Ignition is the other tricky issue. Both fluorescent tubes and metal halide lamps require a high-voltage pulse to cause the gas in the lamp to break down and ionise, becoming conductive. The higher gas pressure in a metal halide lamp – particularly if it is hot – makes this more difficult. HMI lamps may require tens of kilovolts to hot-start, whereas the normal running voltage of the lamp is a few tens of volts. Modern ballasts accommodate this with more efficient switched-mode power supplies and powerful tesla coils to start hot lamps, but hot-start still isn't entirely reliable.

Because of all this complexity, it should come as no surprise that HMI is expensive. The lamp itself is typically a glass bulb surrounding an arc tube made of quartz (glass would melt at operating temperature). An HMI ballast is, internally, a piece of big, serious power electronics. The ballast for an 18kW HMI comes on a small wheeled cart, and that's the smaller, lighter, more modern electronic version. For all that, though, HMI might be as close as we can get to the ideal light: a point source, high power, hot restart, and excellent colour rendering. The only problem is that HMI cannot very reliably be dimmed – or rather it can, but the colour wanders and dimming can reduce the life of that expensive bulb.

 

 

Secondhand HMIs retain their value alarmingly well, and good deals are typically snapped up. Older units at the most affordable end of the used market are likely to be iron-ballasted and care must be taken that they don't produce flicker problems, especially when shooting cinema frame rates in 60Hz countries.

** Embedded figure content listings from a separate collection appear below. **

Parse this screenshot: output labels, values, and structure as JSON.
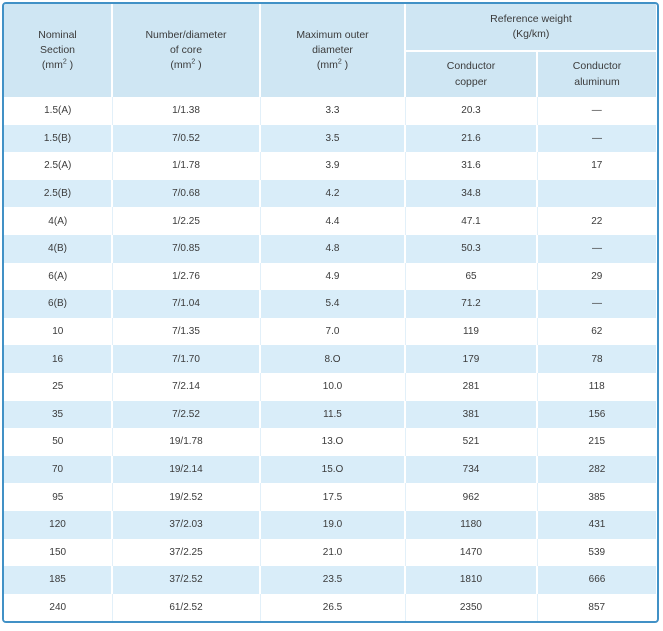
{
  "colors": {
    "frame_border": "#4191c6",
    "header_bg": "#cfe6f3",
    "stripe_row_bg": "#d9edf9",
    "plain_row_bg": "#ffffff",
    "text": "#3b3b3b"
  },
  "header": {
    "nominal": {
      "line1": "Nominal",
      "line2": "Section",
      "unit_open": "(mm",
      "unit_sup": "2",
      "unit_close": " )"
    },
    "core": {
      "line1": "Number/diameter",
      "line2": "of core",
      "unit_open": "(mm",
      "unit_sup": "2",
      "unit_close": " )"
    },
    "outer": {
      "line1": "Maximum outer",
      "line2": "diameter",
      "unit_open": "(mm",
      "unit_sup": "2",
      "unit_close": " )"
    },
    "reference": {
      "line1": "Reference weight",
      "line2": "(Kg/km)"
    },
    "copper": {
      "line1": "Conductor",
      "line2": "copper"
    },
    "aluminum": {
      "line1": "Conductor",
      "line2": "aluminum"
    }
  },
  "rows": [
    [
      "1.5(A)",
      "1/1.38",
      "3.3",
      "20.3",
      "—"
    ],
    [
      "1.5(B)",
      "7/0.52",
      "3.5",
      "21.6",
      "—"
    ],
    [
      "2.5(A)",
      "1/1.78",
      "3.9",
      "31.6",
      "17"
    ],
    [
      "2.5(B)",
      "7/0.68",
      "4.2",
      "34.8",
      ""
    ],
    [
      "4(A)",
      "1/2.25",
      "4.4",
      "47.1",
      "22"
    ],
    [
      "4(B)",
      "7/0.85",
      "4.8",
      "50.3",
      "—"
    ],
    [
      "6(A)",
      "1/2.76",
      "4.9",
      "65",
      "29"
    ],
    [
      "6(B)",
      "7/1.04",
      "5.4",
      "71.2",
      "—"
    ],
    [
      "10",
      "7/1.35",
      "7.0",
      "119",
      "62"
    ],
    [
      "16",
      "7/1.70",
      "8.O",
      "179",
      "78"
    ],
    [
      "25",
      "7/2.14",
      "10.0",
      "281",
      "118"
    ],
    [
      "35",
      "7/2.52",
      "11.5",
      "381",
      "156"
    ],
    [
      "50",
      "19/1.78",
      "13.O",
      "521",
      "215"
    ],
    [
      "70",
      "19/2.14",
      "15.O",
      "734",
      "282"
    ],
    [
      "95",
      "19/2.52",
      "17.5",
      "962",
      "385"
    ],
    [
      "120",
      "37/2.03",
      "19.0",
      "1180",
      "431"
    ],
    [
      "150",
      "37/2.25",
      "21.0",
      "1470",
      "539"
    ],
    [
      "185",
      "37/2.52",
      "23.5",
      "1810",
      "666"
    ],
    [
      "240",
      "61/2.52",
      "26.5",
      "2350",
      "857"
    ]
  ]
}
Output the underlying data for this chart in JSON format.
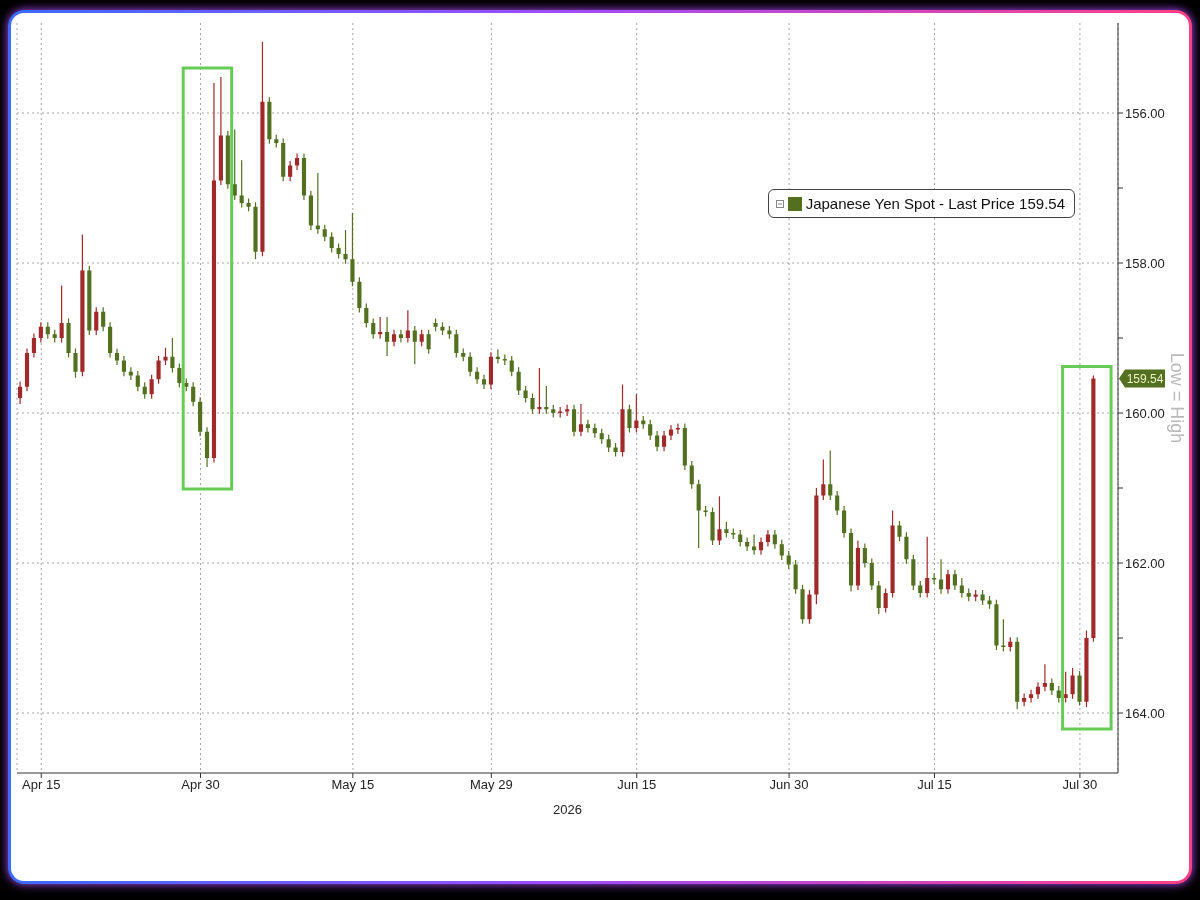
{
  "chart_data": {
    "type": "candlestick",
    "xlabel": "2026",
    "ylabel": "Low = High",
    "categories": [
      null,
      null,
      null,
      "Apr 15",
      null,
      null,
      null,
      null,
      null,
      null,
      null,
      null,
      null,
      null,
      null,
      null,
      null,
      null,
      null,
      null,
      null,
      null,
      null,
      null,
      null,
      null,
      "Apr 30",
      null,
      null,
      null,
      null,
      null,
      null,
      null,
      null,
      null,
      null,
      null,
      null,
      null,
      null,
      null,
      null,
      null,
      null,
      null,
      null,
      null,
      "May 15",
      null,
      null,
      null,
      null,
      null,
      null,
      null,
      null,
      null,
      null,
      null,
      null,
      null,
      null,
      null,
      null,
      null,
      null,
      null,
      "May 29",
      null,
      null,
      null,
      null,
      null,
      null,
      null,
      null,
      null,
      null,
      null,
      null,
      null,
      null,
      null,
      null,
      null,
      null,
      null,
      null,
      "Jun 15",
      null,
      null,
      null,
      null,
      null,
      null,
      null,
      null,
      null,
      null,
      null,
      null,
      null,
      null,
      null,
      null,
      null,
      null,
      null,
      null,
      null,
      "Jun 30",
      null,
      null,
      null,
      null,
      null,
      null,
      null,
      null,
      null,
      null,
      null,
      null,
      null,
      null,
      null,
      null,
      null,
      null,
      null,
      null,
      "Jul 15",
      null,
      null,
      null,
      null,
      null,
      null,
      null,
      null,
      null,
      null,
      null,
      null,
      null,
      null,
      null,
      null,
      null,
      null,
      null,
      null,
      "Jul 30",
      null,
      null,
      null,
      null,
      null
    ],
    "series": [
      {
        "name": "Japanese Yen Spot - Last Price 159.54",
        "color": "#52701f",
        "ohlc": [
          [
            159.8,
            159.88,
            159.58,
            159.65
          ],
          [
            159.65,
            159.71,
            159.14,
            159.2
          ],
          [
            159.2,
            159.26,
            158.94,
            159.0
          ],
          [
            159.0,
            159.06,
            158.79,
            158.85
          ],
          [
            158.85,
            159.01,
            158.79,
            158.95
          ],
          [
            158.95,
            159.06,
            158.89,
            159.0
          ],
          [
            159.0,
            159.06,
            158.3,
            158.8
          ],
          [
            158.8,
            159.26,
            158.74,
            159.2
          ],
          [
            159.2,
            159.53,
            159.14,
            159.45
          ],
          [
            159.45,
            159.51,
            157.62,
            158.1
          ],
          [
            158.1,
            158.96,
            158.04,
            158.9
          ],
          [
            158.9,
            158.96,
            158.59,
            158.65
          ],
          [
            158.65,
            158.91,
            158.59,
            158.85
          ],
          [
            158.85,
            159.26,
            158.79,
            159.2
          ],
          [
            159.2,
            159.36,
            159.14,
            159.3
          ],
          [
            159.3,
            159.51,
            159.24,
            159.45
          ],
          [
            159.45,
            159.56,
            159.39,
            159.5
          ],
          [
            159.5,
            159.71,
            159.44,
            159.65
          ],
          [
            159.65,
            159.81,
            159.59,
            159.75
          ],
          [
            159.75,
            159.81,
            159.49,
            159.55
          ],
          [
            159.55,
            159.61,
            159.24,
            159.3
          ],
          [
            159.3,
            159.36,
            159.13,
            159.25
          ],
          [
            159.25,
            159.46,
            159.0,
            159.4
          ],
          [
            159.4,
            159.66,
            159.34,
            159.6
          ],
          [
            159.6,
            159.71,
            159.54,
            159.65
          ],
          [
            159.65,
            159.91,
            159.59,
            159.85
          ],
          [
            159.85,
            160.31,
            159.79,
            160.25
          ],
          [
            160.25,
            160.72,
            160.19,
            160.6
          ],
          [
            160.6,
            160.66,
            155.6,
            156.9
          ],
          [
            156.9,
            156.96,
            155.52,
            156.3
          ],
          [
            156.3,
            157.01,
            156.24,
            156.95
          ],
          [
            156.95,
            157.16,
            156.22,
            157.1
          ],
          [
            157.1,
            157.26,
            156.63,
            157.2
          ],
          [
            157.2,
            157.31,
            157.14,
            157.25
          ],
          [
            157.25,
            157.95,
            157.19,
            157.85
          ],
          [
            157.85,
            157.91,
            155.05,
            155.85
          ],
          [
            155.85,
            156.41,
            155.79,
            156.35
          ],
          [
            156.35,
            156.46,
            156.29,
            156.4
          ],
          [
            156.4,
            156.91,
            156.34,
            156.85
          ],
          [
            156.85,
            156.91,
            156.64,
            156.7
          ],
          [
            156.7,
            156.76,
            156.54,
            156.6
          ],
          [
            156.6,
            157.16,
            156.54,
            157.1
          ],
          [
            157.1,
            157.56,
            157.04,
            157.5
          ],
          [
            157.5,
            157.61,
            156.8,
            157.55
          ],
          [
            157.55,
            157.71,
            157.49,
            157.65
          ],
          [
            157.65,
            157.86,
            157.59,
            157.8
          ],
          [
            157.8,
            157.94,
            157.74,
            157.88
          ],
          [
            157.88,
            158.01,
            157.56,
            157.95
          ],
          [
            157.95,
            158.31,
            157.33,
            158.25
          ],
          [
            158.25,
            158.66,
            158.19,
            158.6
          ],
          [
            158.6,
            158.86,
            158.54,
            158.8
          ],
          [
            158.8,
            159.01,
            158.74,
            158.95
          ],
          [
            158.95,
            159.01,
            158.72,
            158.92
          ],
          [
            158.92,
            159.24,
            158.72,
            159.05
          ],
          [
            159.05,
            159.11,
            158.89,
            158.95
          ],
          [
            158.95,
            159.06,
            158.89,
            159.0
          ],
          [
            159.0,
            159.06,
            158.63,
            158.9
          ],
          [
            158.9,
            159.35,
            158.84,
            159.05
          ],
          [
            159.05,
            159.11,
            158.89,
            158.95
          ],
          [
            158.95,
            159.21,
            158.89,
            159.15
          ],
          [
            158.8,
            158.91,
            158.74,
            158.85
          ],
          [
            158.85,
            158.96,
            158.79,
            158.9
          ],
          [
            158.9,
            159.01,
            158.84,
            158.95
          ],
          [
            158.95,
            159.26,
            158.89,
            159.2
          ],
          [
            159.2,
            159.31,
            159.14,
            159.25
          ],
          [
            159.25,
            159.51,
            159.19,
            159.45
          ],
          [
            159.45,
            159.61,
            159.39,
            159.55
          ],
          [
            159.55,
            159.68,
            159.49,
            159.62
          ],
          [
            159.62,
            159.68,
            159.19,
            159.25
          ],
          [
            159.25,
            159.34,
            159.15,
            159.28
          ],
          [
            159.28,
            159.36,
            159.22,
            159.3
          ],
          [
            159.3,
            159.51,
            159.24,
            159.45
          ],
          [
            159.45,
            159.76,
            159.39,
            159.7
          ],
          [
            159.7,
            159.86,
            159.64,
            159.8
          ],
          [
            159.8,
            160.01,
            159.74,
            159.95
          ],
          [
            159.95,
            160.01,
            159.4,
            159.92
          ],
          [
            159.92,
            160.01,
            159.64,
            159.95
          ],
          [
            159.95,
            160.06,
            159.89,
            160.0
          ],
          [
            160.0,
            160.06,
            159.92,
            159.98
          ],
          [
            159.98,
            160.04,
            159.89,
            159.95
          ],
          [
            159.95,
            160.31,
            159.89,
            160.25
          ],
          [
            160.25,
            160.31,
            159.88,
            160.15
          ],
          [
            160.15,
            160.26,
            160.09,
            160.2
          ],
          [
            160.2,
            160.33,
            160.14,
            160.27
          ],
          [
            160.27,
            160.41,
            160.21,
            160.35
          ],
          [
            160.35,
            160.52,
            160.29,
            160.46
          ],
          [
            160.46,
            160.58,
            160.4,
            160.52
          ],
          [
            160.52,
            160.58,
            159.62,
            159.95
          ],
          [
            159.95,
            160.26,
            159.89,
            160.2
          ],
          [
            160.2,
            160.26,
            159.75,
            160.1
          ],
          [
            160.1,
            160.21,
            160.04,
            160.15
          ],
          [
            160.15,
            160.36,
            160.09,
            160.3
          ],
          [
            160.3,
            160.51,
            160.24,
            160.45
          ],
          [
            160.45,
            160.51,
            160.24,
            160.3
          ],
          [
            160.3,
            160.36,
            160.16,
            160.22
          ],
          [
            160.22,
            160.28,
            160.14,
            160.2
          ],
          [
            160.2,
            160.76,
            160.14,
            160.7
          ],
          [
            160.7,
            161.01,
            160.64,
            160.95
          ],
          [
            160.95,
            161.8,
            160.89,
            161.3
          ],
          [
            161.3,
            161.38,
            161.24,
            161.32
          ],
          [
            161.32,
            161.76,
            161.26,
            161.7
          ],
          [
            161.7,
            161.76,
            161.11,
            161.55
          ],
          [
            161.55,
            161.66,
            161.45,
            161.6
          ],
          [
            161.6,
            161.68,
            161.54,
            161.62
          ],
          [
            161.62,
            161.78,
            161.56,
            161.72
          ],
          [
            161.72,
            161.84,
            161.66,
            161.78
          ],
          [
            161.78,
            161.89,
            161.62,
            161.83
          ],
          [
            161.83,
            161.89,
            161.66,
            161.72
          ],
          [
            161.72,
            161.78,
            161.56,
            161.62
          ],
          [
            161.62,
            161.81,
            161.56,
            161.75
          ],
          [
            161.75,
            161.96,
            161.69,
            161.9
          ],
          [
            161.9,
            162.08,
            161.84,
            162.02
          ],
          [
            162.02,
            162.41,
            161.96,
            162.35
          ],
          [
            162.35,
            162.81,
            162.29,
            162.75
          ],
          [
            162.75,
            162.81,
            162.36,
            162.42
          ],
          [
            162.42,
            162.55,
            161.0,
            161.1
          ],
          [
            161.1,
            161.16,
            160.62,
            160.95
          ],
          [
            160.95,
            161.16,
            160.5,
            161.1
          ],
          [
            161.1,
            161.36,
            161.04,
            161.3
          ],
          [
            161.3,
            161.66,
            161.24,
            161.6
          ],
          [
            161.6,
            162.38,
            161.54,
            162.3
          ],
          [
            162.3,
            162.36,
            161.7,
            161.8
          ],
          [
            161.8,
            162.06,
            161.74,
            162.0
          ],
          [
            162.0,
            162.36,
            161.94,
            162.3
          ],
          [
            162.3,
            162.68,
            162.24,
            162.6
          ],
          [
            162.6,
            162.66,
            162.34,
            162.4
          ],
          [
            162.4,
            162.46,
            161.3,
            161.5
          ],
          [
            161.5,
            161.71,
            161.44,
            161.65
          ],
          [
            161.65,
            162.01,
            161.59,
            161.95
          ],
          [
            161.95,
            162.36,
            161.89,
            162.3
          ],
          [
            162.3,
            162.46,
            162.24,
            162.4
          ],
          [
            162.4,
            162.46,
            161.65,
            162.2
          ],
          [
            162.2,
            162.28,
            162.14,
            162.22
          ],
          [
            162.22,
            162.41,
            161.95,
            162.35
          ],
          [
            162.35,
            162.41,
            162.09,
            162.15
          ],
          [
            162.15,
            162.36,
            162.09,
            162.3
          ],
          [
            162.3,
            162.46,
            162.2,
            162.4
          ],
          [
            162.4,
            162.51,
            162.34,
            162.45
          ],
          [
            162.45,
            162.51,
            162.36,
            162.42
          ],
          [
            162.42,
            162.56,
            162.36,
            162.5
          ],
          [
            162.5,
            162.61,
            162.44,
            162.55
          ],
          [
            162.55,
            163.16,
            162.49,
            163.1
          ],
          [
            163.1,
            163.18,
            162.75,
            163.12
          ],
          [
            163.12,
            163.18,
            162.99,
            163.05
          ],
          [
            163.05,
            163.95,
            162.99,
            163.85
          ],
          [
            163.85,
            163.91,
            163.74,
            163.8
          ],
          [
            163.8,
            163.86,
            163.69,
            163.75
          ],
          [
            163.75,
            163.81,
            163.59,
            163.65
          ],
          [
            163.65,
            163.71,
            163.35,
            163.6
          ],
          [
            163.6,
            163.76,
            163.54,
            163.7
          ],
          [
            163.7,
            163.86,
            163.64,
            163.8
          ],
          [
            163.8,
            163.86,
            163.45,
            163.75
          ],
          [
            163.75,
            163.81,
            163.4,
            163.5
          ],
          [
            163.5,
            163.9,
            163.44,
            163.85
          ],
          [
            163.85,
            163.92,
            162.9,
            163.0
          ],
          [
            163.0,
            163.05,
            159.5,
            159.54
          ],
          null,
          null,
          null
        ],
        "colors": [
          "#a0292a",
          "#a0292a",
          "#a0292a",
          "#a0292a",
          "#52701f",
          "#52701f",
          "#a0292a",
          "#52701f",
          "#52701f",
          "#a0292a",
          "#52701f",
          "#a0292a",
          "#52701f",
          "#52701f",
          "#52701f",
          "#52701f",
          "#52701f",
          "#52701f",
          "#52701f",
          "#a0292a",
          "#a0292a",
          "#a0292a",
          "#52701f",
          "#52701f",
          "#52701f",
          "#52701f",
          "#52701f",
          "#52701f",
          "#a0292a",
          "#a0292a",
          "#52701f",
          "#52701f",
          "#52701f",
          "#52701f",
          "#52701f",
          "#a0292a",
          "#52701f",
          "#52701f",
          "#52701f",
          "#a0292a",
          "#a0292a",
          "#52701f",
          "#52701f",
          "#52701f",
          "#52701f",
          "#52701f",
          "#52701f",
          "#52701f",
          "#52701f",
          "#52701f",
          "#52701f",
          "#52701f",
          "#a0292a",
          "#52701f",
          "#a0292a",
          "#52701f",
          "#a0292a",
          "#52701f",
          "#a0292a",
          "#52701f",
          "#52701f",
          "#52701f",
          "#52701f",
          "#52701f",
          "#52701f",
          "#52701f",
          "#52701f",
          "#52701f",
          "#a0292a",
          "#52701f",
          "#52701f",
          "#52701f",
          "#52701f",
          "#52701f",
          "#52701f",
          "#a0292a",
          "#52701f",
          "#52701f",
          "#a0292a",
          "#a0292a",
          "#52701f",
          "#a0292a",
          "#52701f",
          "#52701f",
          "#52701f",
          "#52701f",
          "#52701f",
          "#a0292a",
          "#52701f",
          "#a0292a",
          "#52701f",
          "#52701f",
          "#52701f",
          "#a0292a",
          "#a0292a",
          "#a0292a",
          "#52701f",
          "#52701f",
          "#52701f",
          "#52701f",
          "#52701f",
          "#a0292a",
          "#52701f",
          "#52701f",
          "#52701f",
          "#52701f",
          "#52701f",
          "#a0292a",
          "#a0292a",
          "#52701f",
          "#52701f",
          "#52701f",
          "#52701f",
          "#52701f",
          "#a0292a",
          "#a0292a",
          "#a0292a",
          "#52701f",
          "#52701f",
          "#52701f",
          "#52701f",
          "#a0292a",
          "#52701f",
          "#52701f",
          "#52701f",
          "#a0292a",
          "#a0292a",
          "#52701f",
          "#52701f",
          "#52701f",
          "#52701f",
          "#a0292a",
          "#52701f",
          "#52701f",
          "#a0292a",
          "#52701f",
          "#52701f",
          "#52701f",
          "#a0292a",
          "#52701f",
          "#52701f",
          "#52701f",
          "#52701f",
          "#a0292a",
          "#52701f",
          "#a0292a",
          "#a0292a",
          "#a0292a",
          "#a0292a",
          "#52701f",
          "#52701f",
          "#a0292a",
          "#a0292a",
          "#52701f",
          "#a0292a",
          "#a0292a",
          null,
          null,
          null
        ]
      }
    ],
    "ylim": [
      164.8,
      154.8
    ],
    "yticks": [
      {
        "value": 156,
        "label": "156.00"
      },
      {
        "value": 157,
        "label": null
      },
      {
        "value": 158,
        "label": "158.00"
      },
      {
        "value": 159,
        "label": null
      },
      {
        "value": 160,
        "label": "160.00"
      },
      {
        "value": 161,
        "label": null
      },
      {
        "value": 162,
        "label": "162.00"
      },
      {
        "value": 163,
        "label": null
      },
      {
        "value": 164,
        "label": "164.00"
      }
    ],
    "grid": true,
    "legend": "top right",
    "annotations": [
      "159.54"
    ]
  }
}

The issue can become particularly invidious on rolling-shutter cameras, which can show not only whole-frame flicker but also ripple or graduation within each frame, although it can typically be controlled to the point of acceptability if not perfection. People shooting in 50Hz countries have the option to shoot 25p, obviating almost all of the associated issues. Also, older HMI ballasts may be difficult or impossible to repair, requiring large magnetic components that are no longer available or would require labour-intensive rewinding. Even the cables to run from the ballast to the lamp head are expensive.

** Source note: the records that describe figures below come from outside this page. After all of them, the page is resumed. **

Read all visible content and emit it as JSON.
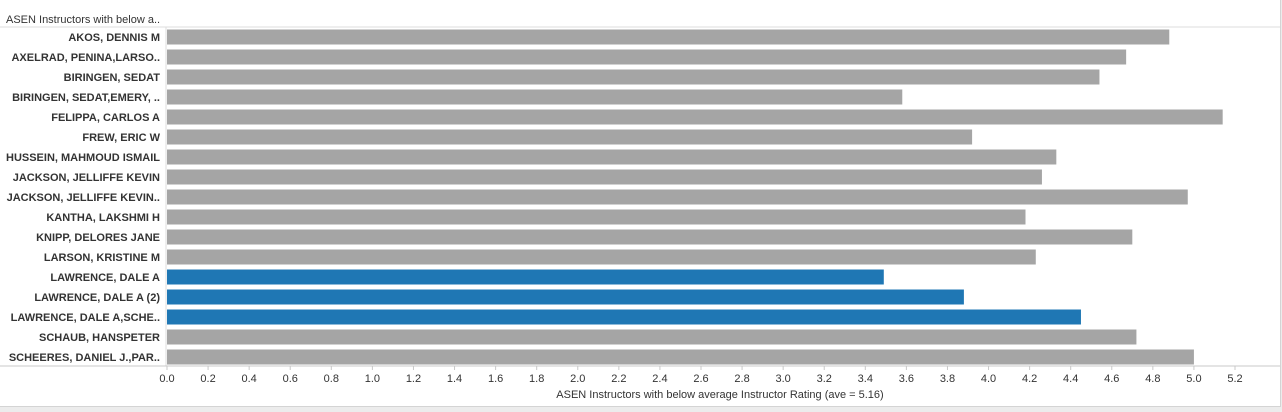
{
  "chart_data": {
    "type": "bar",
    "orientation": "horizontal",
    "header": "ASEN Instructors with below a..",
    "xlabel": "ASEN Instructors with below average Instructor Rating (ave = 5.16)",
    "xlim": [
      0,
      5.2
    ],
    "xticks": [
      "0.0",
      "0.2",
      "0.4",
      "0.6",
      "0.8",
      "1.0",
      "1.2",
      "1.4",
      "1.6",
      "1.8",
      "2.0",
      "2.2",
      "2.4",
      "2.6",
      "2.8",
      "3.0",
      "3.2",
      "3.4",
      "3.6",
      "3.8",
      "4.0",
      "4.2",
      "4.4",
      "4.6",
      "4.8",
      "5.0",
      "5.2"
    ],
    "grid": false,
    "colors": {
      "default": "#a5a5a5",
      "highlight": "#1f77b4"
    },
    "categories": [
      "AKOS, DENNIS M",
      "AXELRAD, PENINA,LARSO..",
      "BIRINGEN, SEDAT",
      "BIRINGEN, SEDAT,EMERY, ..",
      "FELIPPA, CARLOS A",
      "FREW, ERIC W",
      "HUSSEIN, MAHMOUD ISMAIL",
      "JACKSON, JELLIFFE KEVIN",
      "JACKSON, JELLIFFE KEVIN..",
      "KANTHA, LAKSHMI H",
      "KNIPP, DELORES JANE",
      "LARSON, KRISTINE M",
      "LAWRENCE, DALE A",
      "LAWRENCE, DALE A (2)",
      "LAWRENCE, DALE A,SCHE..",
      "SCHAUB, HANSPETER",
      "SCHEERES, DANIEL J.,PAR.."
    ],
    "values": [
      4.88,
      4.67,
      4.54,
      3.58,
      5.14,
      3.92,
      4.33,
      4.26,
      4.97,
      4.18,
      4.7,
      4.23,
      3.49,
      3.88,
      4.45,
      4.72,
      5.0
    ],
    "highlighted": [
      false,
      false,
      false,
      false,
      false,
      false,
      false,
      false,
      false,
      false,
      false,
      false,
      true,
      true,
      true,
      false,
      false
    ]
  }
}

Notwithstanding, the sheer power and wall-socket powerability of the 2.5kW HMI fresnel makes it gear we like. LED is unlikely to become a competitor to this sort of equipment for some time, and while it is intrinsically flicker free, dimmable, lighter and more robust, and easier to drive at an electronic level, the power density is currently an order of magnitude away from that of which HMI is capable. The biggest LED modules which might reasonably be considered for inclusion in a fresnel housing are rated at a couple of hundred watts, and of similar luminous efficacy to HMI if we want reasonable colour rendering. They also require aggressive air cooling, producing a noise problem. Perhaps, eventually, we'll be able to replace metal halide with solid state light, but there's no prospect of that becoming available in the next few years.

For our cousins across the world who may not have access to 3kW per household power socket, I would suggest that the 1800W HMI PAR is probably the best equivalent. Fitted with appropriate lenses, the output can be similar if naturally somewhat less powerful, and PARs are flexible devices anyway.